Let me preface this by saying I HATED gross anatomy. We're in a condensed curriculum at my school and we dissected four days a week. Sometimes our "day off" was a Monday so we would dissect four days in a row that week. Each day, I'd eat my lunch with dread, watching the clock creep towards That Time when I'd have to put on my scrubs and trudge the Last Mile to lab. I never got used to the smell, the freezing lab, or the fact that I was partaking in the cutting up of a human being. When I learned I passed the course, I'm not even kidding, I jumped up in the air. I hope I'm conveying how much I didn't like anatomy.
But you know what? Replacing hands-on gross anatomy with yet another simulation/app/computer program would be a terrible idea. Just because I detested anatomy doesn't mean I didn't understand that it was necessary and offered some real benefits that could not be obtained in any other way. Since anatomy did not come easily to me, and I had to study like the devil to successfully pass, I looked in many atlases and resources....and none truly mimicked the variety and intricacies of the real body. That was exactly the problem-I'd study so much and know the pictures inside and out (pun intended?); then I'd get to the real thing and be like, "WAT."

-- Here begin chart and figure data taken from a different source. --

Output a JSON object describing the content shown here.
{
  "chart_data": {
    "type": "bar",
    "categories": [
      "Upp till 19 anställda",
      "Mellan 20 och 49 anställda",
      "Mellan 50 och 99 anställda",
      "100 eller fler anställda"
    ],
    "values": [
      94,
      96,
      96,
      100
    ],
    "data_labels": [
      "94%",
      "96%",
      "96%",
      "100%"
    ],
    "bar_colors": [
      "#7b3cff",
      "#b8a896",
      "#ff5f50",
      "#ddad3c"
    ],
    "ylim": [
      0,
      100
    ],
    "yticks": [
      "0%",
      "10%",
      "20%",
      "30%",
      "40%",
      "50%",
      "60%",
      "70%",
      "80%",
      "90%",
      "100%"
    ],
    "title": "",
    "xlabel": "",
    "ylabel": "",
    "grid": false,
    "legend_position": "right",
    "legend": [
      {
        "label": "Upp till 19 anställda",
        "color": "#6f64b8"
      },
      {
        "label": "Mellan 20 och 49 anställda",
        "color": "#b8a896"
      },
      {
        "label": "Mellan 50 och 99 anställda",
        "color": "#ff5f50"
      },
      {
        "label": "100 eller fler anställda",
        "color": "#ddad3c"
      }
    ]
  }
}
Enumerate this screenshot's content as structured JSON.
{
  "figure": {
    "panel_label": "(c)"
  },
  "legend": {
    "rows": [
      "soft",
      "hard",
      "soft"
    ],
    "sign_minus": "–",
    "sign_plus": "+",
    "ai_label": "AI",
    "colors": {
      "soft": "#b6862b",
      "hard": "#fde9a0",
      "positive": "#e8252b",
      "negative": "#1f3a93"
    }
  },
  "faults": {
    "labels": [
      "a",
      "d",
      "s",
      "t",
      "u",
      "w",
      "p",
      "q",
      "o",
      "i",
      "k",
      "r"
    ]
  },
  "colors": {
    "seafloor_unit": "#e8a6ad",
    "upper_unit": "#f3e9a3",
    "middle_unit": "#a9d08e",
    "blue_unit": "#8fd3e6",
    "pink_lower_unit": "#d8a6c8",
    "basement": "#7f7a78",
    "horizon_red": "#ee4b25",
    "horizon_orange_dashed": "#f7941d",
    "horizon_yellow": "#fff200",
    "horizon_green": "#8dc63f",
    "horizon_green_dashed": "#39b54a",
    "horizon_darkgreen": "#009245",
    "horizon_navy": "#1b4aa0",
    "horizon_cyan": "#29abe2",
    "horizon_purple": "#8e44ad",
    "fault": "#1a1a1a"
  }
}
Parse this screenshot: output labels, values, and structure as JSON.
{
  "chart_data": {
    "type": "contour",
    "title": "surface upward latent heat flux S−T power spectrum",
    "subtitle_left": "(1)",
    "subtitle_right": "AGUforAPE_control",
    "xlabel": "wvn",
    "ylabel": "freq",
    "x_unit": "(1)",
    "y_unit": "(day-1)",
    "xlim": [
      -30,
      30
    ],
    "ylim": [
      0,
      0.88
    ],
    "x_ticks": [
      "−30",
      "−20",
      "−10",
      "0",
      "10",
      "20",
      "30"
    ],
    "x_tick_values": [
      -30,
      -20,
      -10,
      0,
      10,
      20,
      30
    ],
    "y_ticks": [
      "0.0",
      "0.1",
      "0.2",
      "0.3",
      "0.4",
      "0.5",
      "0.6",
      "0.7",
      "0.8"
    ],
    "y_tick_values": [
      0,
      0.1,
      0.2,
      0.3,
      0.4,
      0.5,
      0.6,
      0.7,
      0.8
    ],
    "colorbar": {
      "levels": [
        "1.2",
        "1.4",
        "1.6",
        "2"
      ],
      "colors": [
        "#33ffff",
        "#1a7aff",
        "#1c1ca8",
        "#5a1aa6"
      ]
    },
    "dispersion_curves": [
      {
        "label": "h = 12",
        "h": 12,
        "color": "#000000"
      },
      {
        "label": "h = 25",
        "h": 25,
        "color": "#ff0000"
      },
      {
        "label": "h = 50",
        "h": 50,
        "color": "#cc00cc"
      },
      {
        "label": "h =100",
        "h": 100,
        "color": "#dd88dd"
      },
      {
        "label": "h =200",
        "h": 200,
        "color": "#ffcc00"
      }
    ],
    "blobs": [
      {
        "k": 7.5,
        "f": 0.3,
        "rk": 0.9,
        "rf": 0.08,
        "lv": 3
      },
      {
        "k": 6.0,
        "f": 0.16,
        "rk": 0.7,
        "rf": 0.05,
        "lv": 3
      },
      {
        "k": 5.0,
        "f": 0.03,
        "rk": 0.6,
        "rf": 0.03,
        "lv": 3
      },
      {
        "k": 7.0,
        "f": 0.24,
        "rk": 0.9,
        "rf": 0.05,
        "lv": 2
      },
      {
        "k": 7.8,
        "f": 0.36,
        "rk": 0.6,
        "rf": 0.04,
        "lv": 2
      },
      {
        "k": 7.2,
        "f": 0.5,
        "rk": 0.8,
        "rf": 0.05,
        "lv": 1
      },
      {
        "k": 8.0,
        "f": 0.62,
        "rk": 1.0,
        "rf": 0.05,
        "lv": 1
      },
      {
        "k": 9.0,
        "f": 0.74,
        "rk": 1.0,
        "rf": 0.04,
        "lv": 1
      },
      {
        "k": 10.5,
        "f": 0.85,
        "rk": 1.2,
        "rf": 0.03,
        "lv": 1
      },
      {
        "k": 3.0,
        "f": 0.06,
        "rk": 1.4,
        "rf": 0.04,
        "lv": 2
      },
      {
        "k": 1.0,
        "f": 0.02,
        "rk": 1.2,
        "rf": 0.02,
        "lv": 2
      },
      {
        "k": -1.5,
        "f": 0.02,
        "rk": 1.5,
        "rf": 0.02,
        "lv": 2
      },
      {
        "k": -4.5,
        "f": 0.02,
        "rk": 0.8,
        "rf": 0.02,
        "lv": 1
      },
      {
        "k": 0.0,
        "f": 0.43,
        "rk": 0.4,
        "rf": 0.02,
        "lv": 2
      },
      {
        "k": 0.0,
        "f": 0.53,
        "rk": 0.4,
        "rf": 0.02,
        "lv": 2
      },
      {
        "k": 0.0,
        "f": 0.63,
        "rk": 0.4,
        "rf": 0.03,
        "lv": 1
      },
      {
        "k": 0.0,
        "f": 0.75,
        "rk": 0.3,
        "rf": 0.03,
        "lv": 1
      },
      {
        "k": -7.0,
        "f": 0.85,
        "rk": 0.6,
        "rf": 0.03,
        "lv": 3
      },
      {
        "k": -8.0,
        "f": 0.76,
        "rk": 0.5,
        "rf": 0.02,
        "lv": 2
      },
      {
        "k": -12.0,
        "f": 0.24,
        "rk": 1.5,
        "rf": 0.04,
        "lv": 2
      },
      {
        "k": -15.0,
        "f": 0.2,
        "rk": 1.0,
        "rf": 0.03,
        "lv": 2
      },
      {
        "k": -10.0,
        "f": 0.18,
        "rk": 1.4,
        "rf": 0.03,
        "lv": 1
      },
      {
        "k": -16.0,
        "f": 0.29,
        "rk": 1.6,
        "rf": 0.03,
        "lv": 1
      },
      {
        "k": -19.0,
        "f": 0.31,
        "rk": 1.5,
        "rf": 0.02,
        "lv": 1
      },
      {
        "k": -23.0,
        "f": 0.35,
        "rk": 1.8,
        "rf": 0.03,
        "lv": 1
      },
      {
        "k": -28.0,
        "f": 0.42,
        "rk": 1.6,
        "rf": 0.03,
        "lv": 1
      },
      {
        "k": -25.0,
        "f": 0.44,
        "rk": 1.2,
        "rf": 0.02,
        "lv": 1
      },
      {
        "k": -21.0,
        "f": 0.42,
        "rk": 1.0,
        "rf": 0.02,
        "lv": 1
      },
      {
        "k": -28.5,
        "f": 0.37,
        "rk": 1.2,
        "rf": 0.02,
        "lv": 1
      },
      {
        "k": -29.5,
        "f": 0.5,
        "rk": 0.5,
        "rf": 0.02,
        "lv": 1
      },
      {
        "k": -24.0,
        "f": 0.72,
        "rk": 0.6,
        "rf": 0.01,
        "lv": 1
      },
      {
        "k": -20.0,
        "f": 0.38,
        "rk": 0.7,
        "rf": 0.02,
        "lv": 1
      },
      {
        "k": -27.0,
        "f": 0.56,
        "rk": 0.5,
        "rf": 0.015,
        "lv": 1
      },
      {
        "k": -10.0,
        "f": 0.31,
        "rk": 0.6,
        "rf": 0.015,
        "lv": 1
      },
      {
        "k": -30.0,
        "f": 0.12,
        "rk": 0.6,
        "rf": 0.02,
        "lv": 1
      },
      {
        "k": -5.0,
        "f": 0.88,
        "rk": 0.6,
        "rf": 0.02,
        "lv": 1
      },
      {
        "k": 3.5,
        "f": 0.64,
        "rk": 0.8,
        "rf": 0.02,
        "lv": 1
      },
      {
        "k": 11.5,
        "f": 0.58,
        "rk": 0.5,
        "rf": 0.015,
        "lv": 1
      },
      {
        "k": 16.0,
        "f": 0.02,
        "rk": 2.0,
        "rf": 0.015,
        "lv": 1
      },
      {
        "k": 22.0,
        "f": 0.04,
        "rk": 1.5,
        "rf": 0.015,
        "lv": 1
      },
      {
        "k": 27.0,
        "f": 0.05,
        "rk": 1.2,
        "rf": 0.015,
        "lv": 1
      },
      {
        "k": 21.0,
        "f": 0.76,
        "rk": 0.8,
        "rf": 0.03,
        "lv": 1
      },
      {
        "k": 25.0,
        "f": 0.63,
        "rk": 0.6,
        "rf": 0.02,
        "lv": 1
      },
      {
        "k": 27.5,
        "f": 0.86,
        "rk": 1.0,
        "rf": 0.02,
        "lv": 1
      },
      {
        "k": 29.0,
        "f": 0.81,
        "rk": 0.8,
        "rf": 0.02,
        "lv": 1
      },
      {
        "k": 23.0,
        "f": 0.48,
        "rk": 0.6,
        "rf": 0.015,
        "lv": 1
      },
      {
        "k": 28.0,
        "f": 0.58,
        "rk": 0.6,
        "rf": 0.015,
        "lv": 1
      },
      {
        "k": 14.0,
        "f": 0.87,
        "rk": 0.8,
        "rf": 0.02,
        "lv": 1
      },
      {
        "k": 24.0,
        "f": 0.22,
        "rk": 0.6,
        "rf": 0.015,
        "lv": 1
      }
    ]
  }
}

Everyone loves computers...and saving money...but some things simply can't be reduced to a simulation or a file or an app. And some things can't be skimped on.
Gross Anatomy needs to be part of medical student education in all of its emotionally disturbing, malodorous, intellectually torturous glory. It needs to remain to torment but also benefit future students. After all, it's part of what we signed up for.